With only a week before I depart on a journey to Cuba, I feel a great sense of immediacy. This coming year, as top ten lists are published across the globe, as National Geographic, AFAR, Time and Lonely Planet compile their end of year lists, Cuba will definitely be towards the top, maybe even holding the top position, exposing it even further to millions and millions across the globe.

 

Everyday at my job, I speak with people from across the country with an interest in traveling to Cuba “before it changes” but the truth is the change has already begun. My premonition is that Cuba will not feel the full force of US tourism until the end of 2016. Right now they are in a stage of chaos but hope. Everything is unsteady yet new ideas and new ways are being implemented.

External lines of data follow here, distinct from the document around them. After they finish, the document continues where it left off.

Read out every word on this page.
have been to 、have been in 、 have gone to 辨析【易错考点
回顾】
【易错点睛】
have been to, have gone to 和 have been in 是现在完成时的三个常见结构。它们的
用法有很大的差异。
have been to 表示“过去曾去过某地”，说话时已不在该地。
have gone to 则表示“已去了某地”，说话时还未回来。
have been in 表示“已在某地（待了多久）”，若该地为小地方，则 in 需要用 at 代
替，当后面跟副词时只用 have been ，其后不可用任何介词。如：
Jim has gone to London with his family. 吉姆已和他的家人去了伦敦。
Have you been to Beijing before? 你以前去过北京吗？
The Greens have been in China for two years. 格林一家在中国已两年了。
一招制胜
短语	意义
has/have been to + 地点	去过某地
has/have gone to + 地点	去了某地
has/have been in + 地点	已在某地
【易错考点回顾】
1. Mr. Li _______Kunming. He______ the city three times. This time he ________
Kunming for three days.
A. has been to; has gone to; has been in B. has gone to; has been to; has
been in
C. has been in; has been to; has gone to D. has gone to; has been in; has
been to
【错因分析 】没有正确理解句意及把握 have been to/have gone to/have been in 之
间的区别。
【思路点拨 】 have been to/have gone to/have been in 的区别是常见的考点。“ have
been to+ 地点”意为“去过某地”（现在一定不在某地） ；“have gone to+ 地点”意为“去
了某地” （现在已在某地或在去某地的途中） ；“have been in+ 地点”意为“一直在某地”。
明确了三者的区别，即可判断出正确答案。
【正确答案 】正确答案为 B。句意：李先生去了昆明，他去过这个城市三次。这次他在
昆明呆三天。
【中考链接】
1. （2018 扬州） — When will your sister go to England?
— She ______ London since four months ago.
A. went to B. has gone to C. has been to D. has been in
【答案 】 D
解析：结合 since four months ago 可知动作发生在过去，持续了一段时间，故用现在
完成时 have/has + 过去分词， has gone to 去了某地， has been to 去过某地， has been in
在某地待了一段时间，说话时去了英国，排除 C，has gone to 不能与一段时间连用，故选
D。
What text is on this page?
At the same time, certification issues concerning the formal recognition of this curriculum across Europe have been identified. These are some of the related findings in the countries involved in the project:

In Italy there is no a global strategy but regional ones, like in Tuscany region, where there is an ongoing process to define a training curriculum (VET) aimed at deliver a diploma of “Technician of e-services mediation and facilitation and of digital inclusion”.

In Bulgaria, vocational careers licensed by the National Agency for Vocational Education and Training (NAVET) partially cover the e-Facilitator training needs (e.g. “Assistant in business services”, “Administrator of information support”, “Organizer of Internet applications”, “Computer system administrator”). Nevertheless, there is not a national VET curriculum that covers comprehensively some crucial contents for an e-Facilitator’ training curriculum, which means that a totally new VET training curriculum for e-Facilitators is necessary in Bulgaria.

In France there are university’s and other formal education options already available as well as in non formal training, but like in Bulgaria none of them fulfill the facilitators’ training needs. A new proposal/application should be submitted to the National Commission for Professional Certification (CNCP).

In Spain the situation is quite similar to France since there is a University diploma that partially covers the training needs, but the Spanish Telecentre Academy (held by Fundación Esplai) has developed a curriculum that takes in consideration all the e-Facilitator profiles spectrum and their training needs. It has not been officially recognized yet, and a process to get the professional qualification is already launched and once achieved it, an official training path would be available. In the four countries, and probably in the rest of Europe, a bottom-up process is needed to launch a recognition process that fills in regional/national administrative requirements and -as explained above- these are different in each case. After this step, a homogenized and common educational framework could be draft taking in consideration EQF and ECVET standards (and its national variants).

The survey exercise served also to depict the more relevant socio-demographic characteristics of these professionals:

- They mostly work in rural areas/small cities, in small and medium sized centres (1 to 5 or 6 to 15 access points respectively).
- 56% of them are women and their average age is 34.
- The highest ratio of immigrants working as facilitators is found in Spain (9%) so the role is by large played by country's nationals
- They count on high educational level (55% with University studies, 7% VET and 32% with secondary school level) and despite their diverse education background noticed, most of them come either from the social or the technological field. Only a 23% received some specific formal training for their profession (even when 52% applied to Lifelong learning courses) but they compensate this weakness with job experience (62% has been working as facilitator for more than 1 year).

Americans in the know, with an interest in social, political and cultural factors, not just in Cuba but globally, are the ones picking up the phone and I have enjoyed speaking with about their travel intentions.

 

My advice is, if you want a truth-leaning journey to Cuba, you’ll travel there before the end of 2016.

 

I doubt my time in Cuba will be one of evening grandeur in sweltering clubs knocking back mojito after mojito. I can hardly see the appeal to this kind of trip, one many of my fellow Americans, if you believe the article, are engaging in. My colleagues and I know a much deeper, intricate culture and people. And for now, I hope to leave in the same manner as when I finished viewing La Grande Bellezza –  with a developed understanding of a truly fascinating culture.